39 The Spectacular And Wonderful Tapabalazo Teratoma
‘GENTLEMEN,’ said Dr Tapabalazo, ‘fetch your umbrellas, for we may be in for a shower. Stand by with the sucker!’
With a flourish that would have struck the ignorant as cavalier and downright dangerous, the doctor opened a short cut in the Cardinal’s abdomen, and a small cascade of slimy liquid erupted elegantly into the air and fell back down again. ‘An aroma fit for a perfumery,’ commented the doctor, as a rank and stagnant stench like that of marsh water invaded every corner of the operating theatre. ‘Hydrogen sulphide, methane, and general rot. How delightful. Now, where is our little vacuum cleaner?’
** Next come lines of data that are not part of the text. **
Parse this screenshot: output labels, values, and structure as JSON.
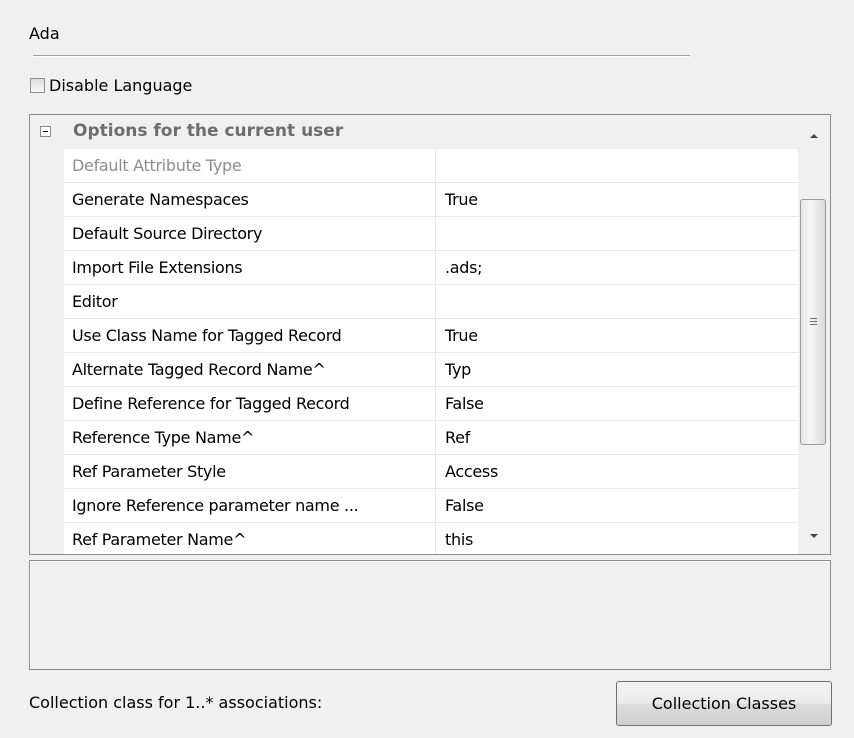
{
  "section": {
    "title": "Ada"
  },
  "disable_language": {
    "label": "Disable Language",
    "checked": false
  },
  "property_grid": {
    "category": "Options for the current user",
    "rows": [
      {
        "name": "Default Attribute Type",
        "value": "",
        "disabled": true
      },
      {
        "name": "Generate Namespaces",
        "value": "True"
      },
      {
        "name": "Default Source Directory",
        "value": ""
      },
      {
        "name": "Import File Extensions",
        "value": ".ads;"
      },
      {
        "name": "Editor",
        "value": ""
      },
      {
        "name": "Use Class Name for Tagged Record",
        "value": "True"
      },
      {
        "name": "Alternate Tagged Record Name^",
        "value": "Typ"
      },
      {
        "name": "Define Reference for Tagged Record",
        "value": "False"
      },
      {
        "name": "Reference Type Name^",
        "value": "Ref"
      },
      {
        "name": "Ref Parameter Style",
        "value": "Access"
      },
      {
        "name": "Ignore Reference parameter name ...",
        "value": "False"
      },
      {
        "name": "Ref Parameter Name^",
        "value": "this"
      }
    ]
  },
  "footer": {
    "label": "Collection class for 1..* associations:",
    "button_label": "Collection Classes"
  }
}
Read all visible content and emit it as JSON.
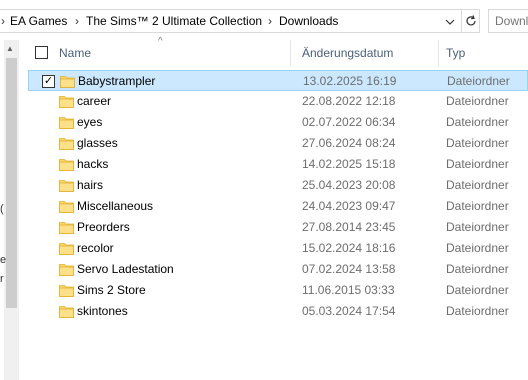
{
  "address": {
    "breadcrumbs": [
      "EA Games",
      "The Sims™ 2 Ultimate Collection",
      "Downloads"
    ],
    "separator": "›"
  },
  "search": {
    "placeholder": "Downloads durchsuchen"
  },
  "columns": {
    "name": "Name",
    "date": "Änderungsdatum",
    "type": "Typ"
  },
  "nav_fragments": [
    "(",
    "e",
    "r"
  ],
  "files": [
    {
      "name": "Babystrampler",
      "date": "13.02.2025 16:19",
      "type": "Dateiordner",
      "selected": true
    },
    {
      "name": "career",
      "date": "22.08.2022 12:18",
      "type": "Dateiordner",
      "selected": false
    },
    {
      "name": "eyes",
      "date": "02.07.2022 06:34",
      "type": "Dateiordner",
      "selected": false
    },
    {
      "name": "glasses",
      "date": "27.06.2024 08:24",
      "type": "Dateiordner",
      "selected": false
    },
    {
      "name": "hacks",
      "date": "14.02.2025 15:18",
      "type": "Dateiordner",
      "selected": false
    },
    {
      "name": "hairs",
      "date": "25.04.2023 20:08",
      "type": "Dateiordner",
      "selected": false
    },
    {
      "name": "Miscellaneous",
      "date": "24.04.2023 09:47",
      "type": "Dateiordner",
      "selected": false
    },
    {
      "name": "Preorders",
      "date": "27.08.2014 23:45",
      "type": "Dateiordner",
      "selected": false
    },
    {
      "name": "recolor",
      "date": "15.02.2024 18:16",
      "type": "Dateiordner",
      "selected": false
    },
    {
      "name": "Servo Ladestation",
      "date": "07.02.2024 13:58",
      "type": "Dateiordner",
      "selected": false
    },
    {
      "name": "Sims 2 Store",
      "date": "11.06.2015 03:33",
      "type": "Dateiordner",
      "selected": false
    },
    {
      "name": "skintones",
      "date": "05.03.2024 17:54",
      "type": "Dateiordner",
      "selected": false
    }
  ],
  "colors": {
    "selection": "#cce8ff",
    "selection_border": "#99d1ff",
    "folder": "#ffd766",
    "header_text": "#4c607a"
  },
  "icons": {
    "folder": "folder-icon",
    "refresh": "refresh-icon",
    "dropdown": "chevron-down-icon"
  }
}
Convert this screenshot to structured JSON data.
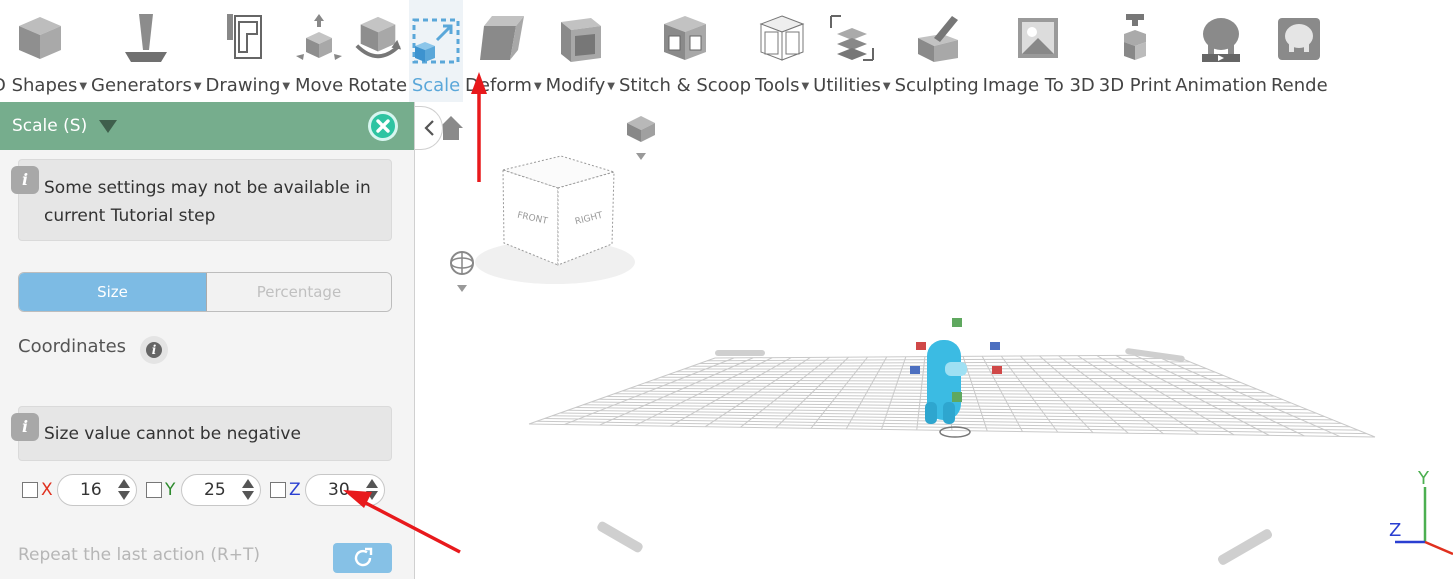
{
  "toolbar": {
    "items": [
      {
        "label": "D Shapes",
        "icon": "cube-icon",
        "caret": true
      },
      {
        "label": "Generators",
        "icon": "generators-icon",
        "caret": true
      },
      {
        "label": "Drawing",
        "icon": "drawing-icon",
        "caret": true
      },
      {
        "label": "Move",
        "icon": "move-icon",
        "caret": false
      },
      {
        "label": "Rotate",
        "icon": "rotate-icon",
        "caret": false
      },
      {
        "label": "Scale",
        "icon": "scale-icon",
        "caret": false,
        "active": true
      },
      {
        "label": "Deform",
        "icon": "deform-icon",
        "caret": true
      },
      {
        "label": "Modify",
        "icon": "modify-icon",
        "caret": true
      },
      {
        "label": "Stitch & Scoop",
        "icon": "stitch-scoop-icon",
        "caret": false
      },
      {
        "label": "Tools",
        "icon": "tools-icon",
        "caret": true
      },
      {
        "label": "Utilities",
        "icon": "utilities-icon",
        "caret": true
      },
      {
        "label": "Sculpting",
        "icon": "sculpting-icon",
        "caret": false
      },
      {
        "label": "Image To 3D",
        "icon": "image-to-3d-icon",
        "caret": false
      },
      {
        "label": "3D Print",
        "icon": "3d-print-icon",
        "caret": false
      },
      {
        "label": "Animation",
        "icon": "animation-icon",
        "caret": false
      },
      {
        "label": "Rende",
        "icon": "render-icon",
        "caret": false
      }
    ]
  },
  "panel": {
    "title": "Scale (S)",
    "info_tutorial": "Some settings may not be available in current Tutorial step",
    "mode_size": "Size",
    "mode_percentage": "Percentage",
    "coordinates_label": "Coordinates",
    "info_negative": "Size value cannot be negative",
    "axes": [
      {
        "letter": "X",
        "value": "16",
        "color": "#e0301e"
      },
      {
        "letter": "Y",
        "value": "25",
        "color": "#2e8b2e"
      },
      {
        "letter": "Z",
        "value": "30",
        "color": "#2a3fd1"
      }
    ],
    "repeat_label": "Repeat the last action (R+T)"
  },
  "viewport": {
    "cube_front": "FRONT",
    "cube_right": "RIGHT",
    "axis_y": "Y",
    "axis_z": "Z",
    "colors": {
      "grid": "#c9c9c9",
      "object": "#3bbbe3",
      "annotation": "#e8191c"
    }
  }
}
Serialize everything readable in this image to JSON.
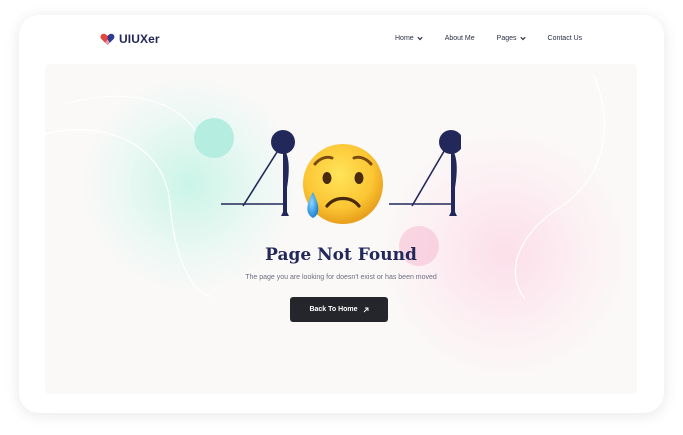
{
  "brand": {
    "name": "UIUXer"
  },
  "nav": {
    "items": [
      {
        "label": "Home",
        "has_dropdown": true
      },
      {
        "label": "About Me",
        "has_dropdown": false
      },
      {
        "label": "Pages",
        "has_dropdown": true
      },
      {
        "label": "Contact Us",
        "has_dropdown": false
      }
    ]
  },
  "error": {
    "code": "404",
    "title": "Page Not Found",
    "message": "The page you are looking for doesn't exist or has been moved",
    "cta_label": "Back To Home",
    "emoji": "sad-but-relieved-face"
  },
  "colors": {
    "navy": "#23285a",
    "button": "#25262b",
    "teal_accent": "#b5eee0",
    "pink_accent": "#f8c6d8",
    "logo_red": "#e8453c",
    "logo_blue": "#2f3b8f"
  }
}
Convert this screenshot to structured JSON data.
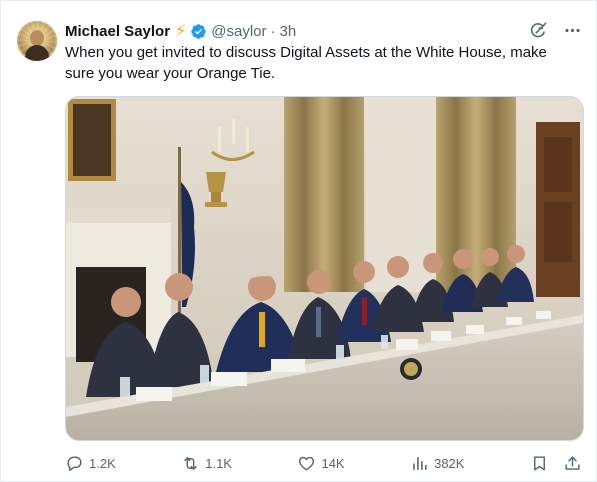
{
  "author": {
    "name": "Michael Saylor",
    "badge_emoji": "⚡",
    "handle": "@saylor",
    "separator": "·",
    "time": "3h"
  },
  "tweet": {
    "text": "When you get invited to discuss Digital Assets at the White House, make sure you wear your Orange Tie."
  },
  "metrics": {
    "replies": "1.2K",
    "reposts": "1.1K",
    "likes": "14K",
    "views": "382K"
  },
  "icons": {
    "reply": "reply-icon",
    "repost": "repost-icon",
    "like": "heart-icon",
    "views": "views-chart-icon",
    "bookmark": "bookmark-icon",
    "share": "share-icon",
    "grok": "grok-icon",
    "more": "more-dots-icon",
    "verified": "verified-badge-icon"
  },
  "colors": {
    "verified_blue": "#1d9bf0",
    "text_primary": "#0f1419",
    "text_secondary": "#536471",
    "bolt_orange": "#f2a900"
  }
}
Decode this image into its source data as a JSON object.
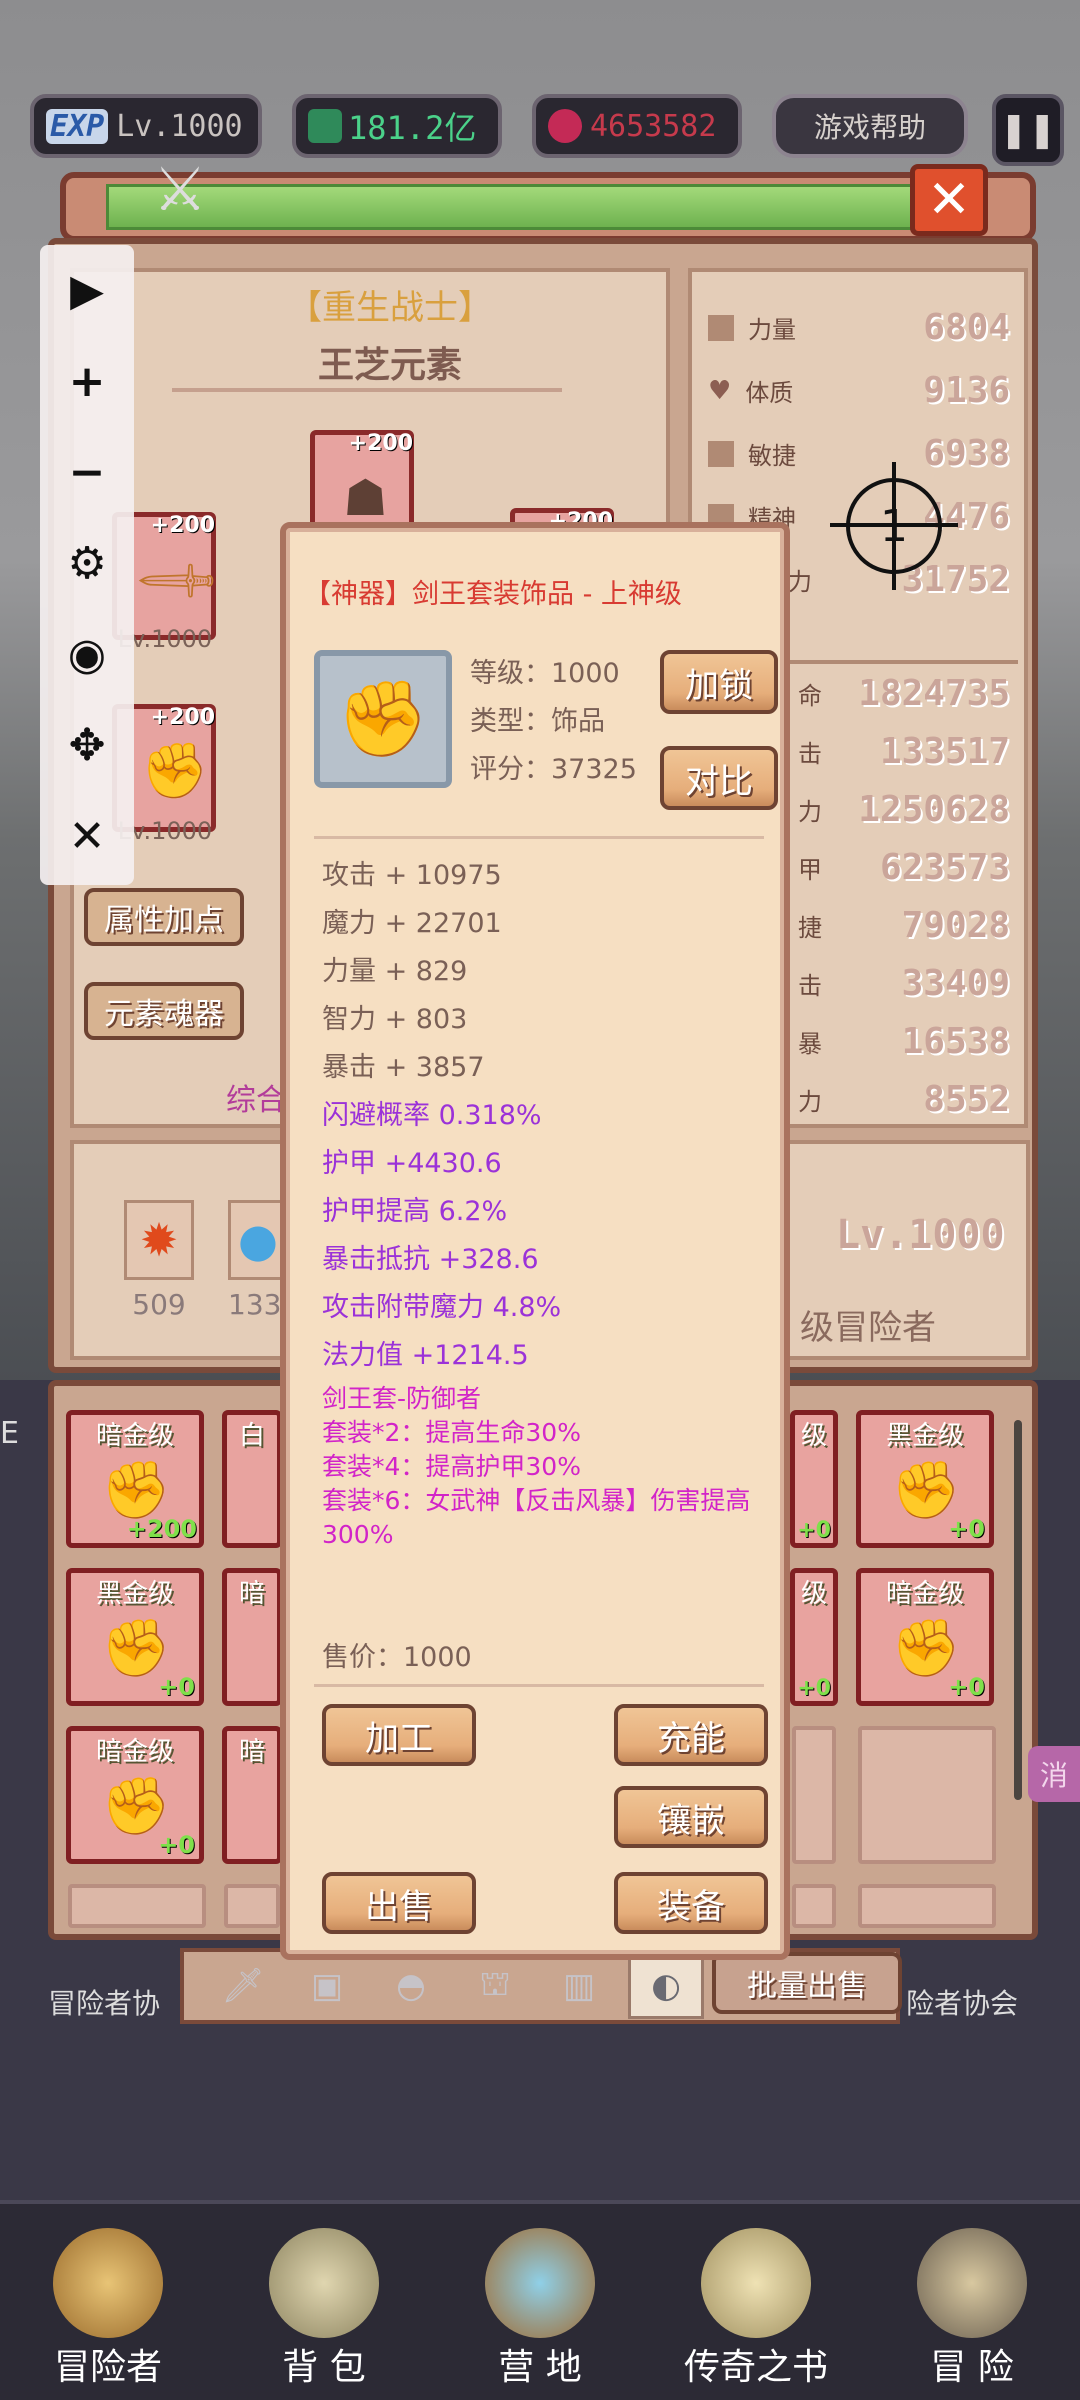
{
  "hud": {
    "exp_badge": "EXP",
    "level": "Lv.1000",
    "gold": "181.2亿",
    "gems": "4653582",
    "help_label": "游戏帮助",
    "pause_icon": "pause-icon"
  },
  "hero": {
    "title": "【重生战士】",
    "name": "王芝元素",
    "slots": [
      {
        "plus": "+200",
        "level": "Lv.1000"
      },
      {
        "plus": "+200",
        "level": "Lv.1000"
      },
      {
        "plus": "+200",
        "level": ""
      },
      {
        "plus": "+200",
        "level": ""
      }
    ],
    "attr_button": "属性加点",
    "soul_button": "元素魂器",
    "combined_partial": "综合",
    "resources": [
      {
        "value": "509"
      },
      {
        "value": "133"
      }
    ],
    "rank_level": "Lv.1000",
    "rank_title": "级冒险者"
  },
  "stats": {
    "primary": [
      {
        "label": "力量",
        "value": "6804"
      },
      {
        "label": "体质",
        "value": "9136"
      },
      {
        "label": "敏捷",
        "value": "6938"
      },
      {
        "label": "精神",
        "value": "4476"
      },
      {
        "label": "力",
        "value": "31752"
      }
    ],
    "secondary": [
      {
        "label": "命",
        "value": "1824735"
      },
      {
        "label": "击",
        "value": "133517"
      },
      {
        "label": "力",
        "value": "1250628"
      },
      {
        "label": "甲",
        "value": "623573"
      },
      {
        "label": "捷",
        "value": "79028"
      },
      {
        "label": "击",
        "value": "33409"
      },
      {
        "label": "暴",
        "value": "16538"
      },
      {
        "label": "力",
        "value": "8552"
      }
    ]
  },
  "toolbar": {
    "play": "▶",
    "plus": "+",
    "minus": "−",
    "gear": "⚙",
    "hide": "◉",
    "move": "✥",
    "close": "✕"
  },
  "crosshair_number": "1",
  "popup": {
    "title": "【神器】剑王套装饰品 - 上神级",
    "level_label": "等级：1000",
    "type_label": "类型：饰品",
    "score_label": "评分：37325",
    "lock_button": "加锁",
    "compare_button": "对比",
    "base_stats": [
      "攻击 + 10975",
      "魔力 + 22701",
      "力量 + 829",
      "智力 + 803",
      "暴击 + 3857"
    ],
    "extra_stats": [
      "闪避概率 0.318%",
      "护甲 +4430.6",
      "护甲提高 6.2%",
      "暴击抵抗 +328.6",
      "攻击附带魔力 4.8%",
      "法力值 +1214.5"
    ],
    "set_name": "剑王套-防御者",
    "set_bonuses": [
      "套装*2：提高生命30%",
      "套装*4：提高护甲30%",
      "套装*6：女武神【反击风暴】伤害提高300%"
    ],
    "price": "售价：1000",
    "btn_process": "加工",
    "btn_charge": "充能",
    "btn_inlay": "镶嵌",
    "btn_sell": "出售",
    "btn_equip": "装备"
  },
  "inventory": {
    "left_items": [
      {
        "tier": "暗金级",
        "plus": "+200"
      },
      {
        "tier": "白",
        "plus": ""
      },
      {
        "tier": "黑金级",
        "plus": "+0"
      },
      {
        "tier": "暗",
        "plus": ""
      },
      {
        "tier": "暗金级",
        "plus": "+0"
      },
      {
        "tier": "暗",
        "plus": ""
      }
    ],
    "right_items": [
      {
        "tier": "级",
        "plus": "+0"
      },
      {
        "tier": "黑金级",
        "plus": "+0"
      },
      {
        "tier": "级",
        "plus": "+0"
      },
      {
        "tier": "暗金级",
        "plus": "+0"
      }
    ],
    "bulk_sell": "批量出售",
    "side_left": "冒险者协",
    "side_right": "险者协会",
    "side_tag": "消",
    "left_edge_text": "E"
  },
  "nav": [
    {
      "label": "冒险者",
      "icon": "helmet-icon"
    },
    {
      "label": "背 包",
      "icon": "backpack-icon"
    },
    {
      "label": "营 地",
      "icon": "banner-icon"
    },
    {
      "label": "传奇之书",
      "icon": "book-icon"
    },
    {
      "label": "冒 险",
      "icon": "sword-icon"
    }
  ],
  "colors": {
    "accent_red": "#d83b32",
    "purple": "#9b32d8",
    "magenta": "#d224c8",
    "brown": "#6e4332"
  }
}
As the loathsome slime was pumped out, Cardinal Guzman dreamed that his brother Salvador had just stopped sitting on him in the garden of their parental home and had gone off to throw sticks for the family dog. ‘It’s no good telling me dirty poems in Latin,’ he shouted after his brother, ‘because I don’t understand them,’ whereupon Salvador looked over his shoulder and announced crushingly, ‘You don’t understand anything. You’re so immature.’
Dr Tapabalazo waggled the siphon about inside the cavity, listening for the gurgles that indicated that what was being taken up was mostly air. He cast an eye over the large jar that was rapidly filling, and remarked, ‘Just like snot with yellow bits and spots of blood! Most savoury. Think of the cooks who would give their lives to invent a sauce like that. A touch of salt, a pinch of chile, half a clove of garlic, a dessertspoon of cornflour. Perfectly delicious. An unpar-alleled accompaniment to delicately roasted veal!’